A slight sheen on the leaves at sunrise—what passes for rain these days must’ve fallen. The faintest smell of soil. An ovenbird’s endless lesson.
rain
May 13, 2023
Overcast with a few drops of rain among the bird calls. A hummingbird hovers over a peony bud and flicks it with his tongue.
May 9, 2023
“Light rain” turns out to mean a shimmer of mizzle. The forest belongs once again to the preacher bird—red-eyed vireo—and the ovenbird chanting teacher teacher teacher.
May 3, 2023
For the third morning in a row, the thermometer hovers just above freezing as drizzle falls.
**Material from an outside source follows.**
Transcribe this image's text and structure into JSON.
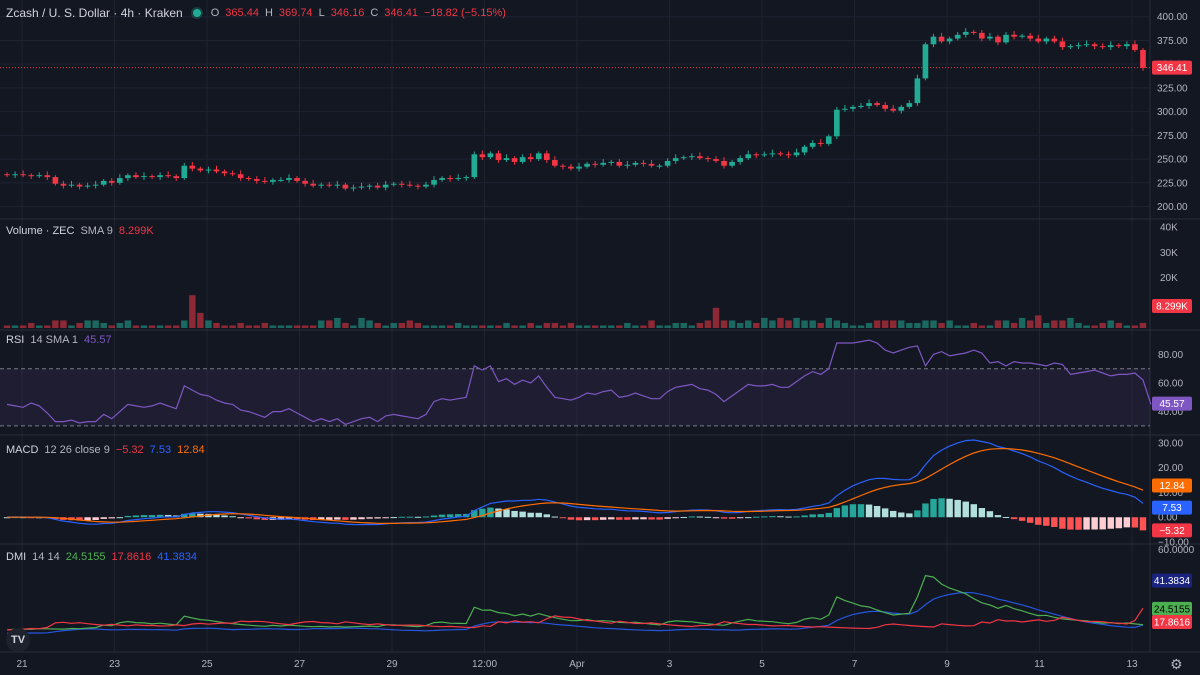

Woodpeckers are already at work, beating their heads against trees.
May 2, 2023
A hair above freezing with rain tapering off. Two skinny deer, still in their gray-brown winter pelts, pick their way through the sodden vegetation.
May 1, 2023
Cold and half-clear for a red sunrise. The stream is still quiet—more raininess than actual rain. From off in the distance, a wood thrush’s ethereal trill.
April 30, 2023
Steady rain through the intense green of new leaves, softened by fog. A gray squirrel sits hunched over an acorn under the awning of its tail.
April 28, 2023
Gray skies at sunrise beginning to tap with fingers of rain on this leaf and that—their first real shower. The avian chorus gains a soft percussion.
April 18, 2023
A cold and rainy dawn. The thermometer’s red pointer crosses the Centigrade zero—a null set. I say an atheist’s prayer for all the new leaves.
April 1, 2023
Rain and fog linger from a pre-dawn thunderstorm as the sky brightens. The nasal calls of woodcocks mingle with a torrent of robin song.
March 28, 2023
Rain easing off by mid-morning. The sun comes half-way out in the mirrors of raindrops dangling from branches, the forest like a pop-up gallery of miniature suns.
March 25, 2023
A brief lull in the rain at dawn, darkness full of the sound of rushing water and the dim shapes of the first daffodils, face-down in the dead grass.
March 23, 2023
Fog and scattered showers. The last few woodcock peents overlap with phoebes—two of them already, trying to out-sing each other.
March 17, 2023
In the half-light of dawn, something approaches, rustling in the dry leaves: rain. A few minutes later, the first phoebe begins his time-worn chant.